Could hydraulic fracturing provide a means of cleaning some Pennsylvania streams? Perhaps so.
A new study from the Rand Corporation gives hope that gas development could partially reduce "acid mine pollution," by using for hydraulic fracturing the highly acidic water that drains from old coal mines and piles of coal waste. www.statejournal.com/story/17515367/coal-mine-waterconsidered-for-frac-water. Acid mine pollution or what Rand calls Coal Mine Water is generally judged the leading cause of damage to Pennsylvania's waters, because it essentially destroys all aquatic life, and devastates about 4,000 miles of streams in the Commonwealth.
Not long after the shale gas boom began, the possibility emerged of using acid mine drainage now fouling streams as a source of water for hydraulic fracturing. Doing so would be a double win for the environment by reducing the damage done by acid mine drainage and decreasing water withdrawals from streams for hydrualic fracturing. Making the possibility of using acid mine drainage in this manner more tantalizing is the fact that often acid mine pollution is most severe in areas where gas development is also taking place.

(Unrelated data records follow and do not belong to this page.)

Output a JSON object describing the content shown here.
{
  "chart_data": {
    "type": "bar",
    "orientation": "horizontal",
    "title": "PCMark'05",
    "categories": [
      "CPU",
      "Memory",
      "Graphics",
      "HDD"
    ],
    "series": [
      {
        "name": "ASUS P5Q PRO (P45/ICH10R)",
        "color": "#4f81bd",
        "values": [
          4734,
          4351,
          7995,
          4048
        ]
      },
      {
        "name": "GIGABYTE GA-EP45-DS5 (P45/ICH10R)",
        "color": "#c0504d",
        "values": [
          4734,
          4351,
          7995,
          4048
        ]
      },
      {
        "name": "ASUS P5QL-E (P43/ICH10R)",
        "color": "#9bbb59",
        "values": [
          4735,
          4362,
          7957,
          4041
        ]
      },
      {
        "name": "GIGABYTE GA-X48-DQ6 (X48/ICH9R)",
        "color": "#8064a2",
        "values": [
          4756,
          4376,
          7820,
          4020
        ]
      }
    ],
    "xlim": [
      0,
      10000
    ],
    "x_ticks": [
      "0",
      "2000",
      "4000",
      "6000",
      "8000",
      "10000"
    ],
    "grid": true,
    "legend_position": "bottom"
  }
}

The Rand Study states: "All told, the amount of CMW [coal mine water] in the region is likely to exceed the quantity of water required by the Marcellus Shale extraction industry in the next decade by a large margin." Rand further finds that the economics of using this resource will vary, depending on site specific characteristics, including transport distances, and chemistry of the CMW.
The whole study is here: www.rand.org/content/dam/rand/pubs/conf_proceedings/2012/RAND_CF300.pdf.
Typically to stop acid mine drainage from devastating streams requires constant, forever treatment of the polluted waters. It is very expensive to do. A substantial environmental victory would be won, even if a handful of sources, where untreated coal mine water is now devastating streams, could be stopped by using the polluting water for hydraulic fracturing.